Um percentual inferior a 2%, como nos EUA, não afeta a escola pública, e parece até interessante. Desde que tenha a fiscalização pública dos resultados. Até porque, quem pratica esse tipo de experiência, em princípio, são as famílias com maior poder aquisitivo e mais bem estruturadas. Um governo sério regulamentaria o homeschooling e investiria pesado no ensino público. Claro, também procuraria inibir ao máximo a entrada de grupos estrangeiros no setor de ensino, que vêm para o Brasil arrancar dinheiro da população, sem a menor preocupação com o nível da educação e com qualquer projeto de desenvolvimento nacional.
No Brasil o governo não só não investe mais em educação, como elegeu os setores prioritários como principais vítimas dos cortes orçamentários.
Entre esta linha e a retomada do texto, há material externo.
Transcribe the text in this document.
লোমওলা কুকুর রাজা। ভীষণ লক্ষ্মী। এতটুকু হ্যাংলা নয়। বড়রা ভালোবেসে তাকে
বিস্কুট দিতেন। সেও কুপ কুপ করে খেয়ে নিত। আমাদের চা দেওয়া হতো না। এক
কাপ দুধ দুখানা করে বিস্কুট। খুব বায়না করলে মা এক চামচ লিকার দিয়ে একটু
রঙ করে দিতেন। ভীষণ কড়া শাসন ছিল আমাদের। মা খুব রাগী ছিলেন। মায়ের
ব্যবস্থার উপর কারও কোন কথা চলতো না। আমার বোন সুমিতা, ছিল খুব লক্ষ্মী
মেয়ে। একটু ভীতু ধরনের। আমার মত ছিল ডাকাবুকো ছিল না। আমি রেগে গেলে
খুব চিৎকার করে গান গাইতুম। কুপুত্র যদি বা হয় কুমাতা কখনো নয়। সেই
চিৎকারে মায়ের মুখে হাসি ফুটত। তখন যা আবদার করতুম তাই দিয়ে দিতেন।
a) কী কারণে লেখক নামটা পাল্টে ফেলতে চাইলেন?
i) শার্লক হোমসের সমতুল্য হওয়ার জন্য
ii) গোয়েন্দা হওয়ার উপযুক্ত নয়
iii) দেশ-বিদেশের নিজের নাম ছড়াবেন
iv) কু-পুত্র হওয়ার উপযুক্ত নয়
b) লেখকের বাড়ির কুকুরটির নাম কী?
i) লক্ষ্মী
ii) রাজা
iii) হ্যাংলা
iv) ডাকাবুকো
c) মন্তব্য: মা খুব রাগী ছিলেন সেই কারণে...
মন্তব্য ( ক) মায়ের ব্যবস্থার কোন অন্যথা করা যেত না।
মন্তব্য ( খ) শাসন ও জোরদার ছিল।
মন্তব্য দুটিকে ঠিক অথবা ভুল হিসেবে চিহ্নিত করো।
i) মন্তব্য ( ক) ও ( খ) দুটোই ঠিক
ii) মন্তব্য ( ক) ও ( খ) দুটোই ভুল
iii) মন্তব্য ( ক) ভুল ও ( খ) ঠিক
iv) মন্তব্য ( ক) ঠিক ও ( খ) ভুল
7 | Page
Segundo o Inesc (Instituto de Estudos Socioeconômicos) entre 2019 e 2021, a execução orçamentária da educação diminuiu R$ 8 bilhões em termos reais. Para 2022 o valor autorizado para educação (R$ 123,7 bilhões) é R$ 6,2 bilhões menor que o recurso de 2021 (R$ 129,8 bilhões). O governo anuncia cortes o tempo todo,
sempre em prejuízo de Saúde e Educação. No último dia 25, por exemplo, o Ministério da Economia anunciou que o bloqueio adicional de R$ 6,73 bilhões deve ser feito nos Ministérios da Saúde e da Educação. Isso ao mesmo tempo em que mantém o chamado orçamento secreto, que é uma verdadeira aberração.
A defesa do governo no ensino domiciliar está relacionada também à ideia de implantar o Estado mínimo. Enquanto o orçamento federal previsto para a educação neste ano é de R$ 123,7 bilhões, as despesas totais do governo este ano com o pagamento de juros vão ficar na casa de R$ 700 bilhões, alta de 56% sobre os R$ 448,2 bilhões gastos em 2021. Ou seja, meia dúzia de banqueiros e outros especuladores vão receber em seus cofres neste ano, o equivalente a mais de 5 vezes o orçamento para a educação. Mas eles acham pouco, querem diminuir o gasto do Estado com educação e mandar mais dinheiro para os banqueiros nacionais e internacionais. Juntamente com o desmonte do Estado, há um processo de desnacionalização da educação no Brasil, que é gravíssimo. São grandes grupos multinacionais que estão tomando conta da educação brasileira, o que representa um grande risco para o próprio futuro do país. A defesa da educação escolar domiciliar parte do pressuposto de que a educação formal se limita ao ensino do que está no currículo, com avaliação periódica em determinados momentos da trajetória curricular. Mas a Educação Escolar vai muito além disso, possibilitando: socialização do educando com outras crianças e jovens, exposição ao contraditório etc. A Educação não significa apenas acumulação de informações, chamada pelo educador Paulo Freire de “educação bancária”, mas algo sistêmico, que inclui além de obtenção de conhecimento, compreensão da estrutura social e formação para a cidadania. Na educação escolar em casa dificilmente haverá pluralismo e diversidade de ideias. Ademais, segundo os estudiosos, não existem evidências na literatura internacional de que crianças e jovens em ensino em casa tenham desempenho escolar melhor em relação a um estudante em educação tradicional. Ou seja, não há evidências que uma criança aprenderia mais na educação domiciliar do que na escola formal.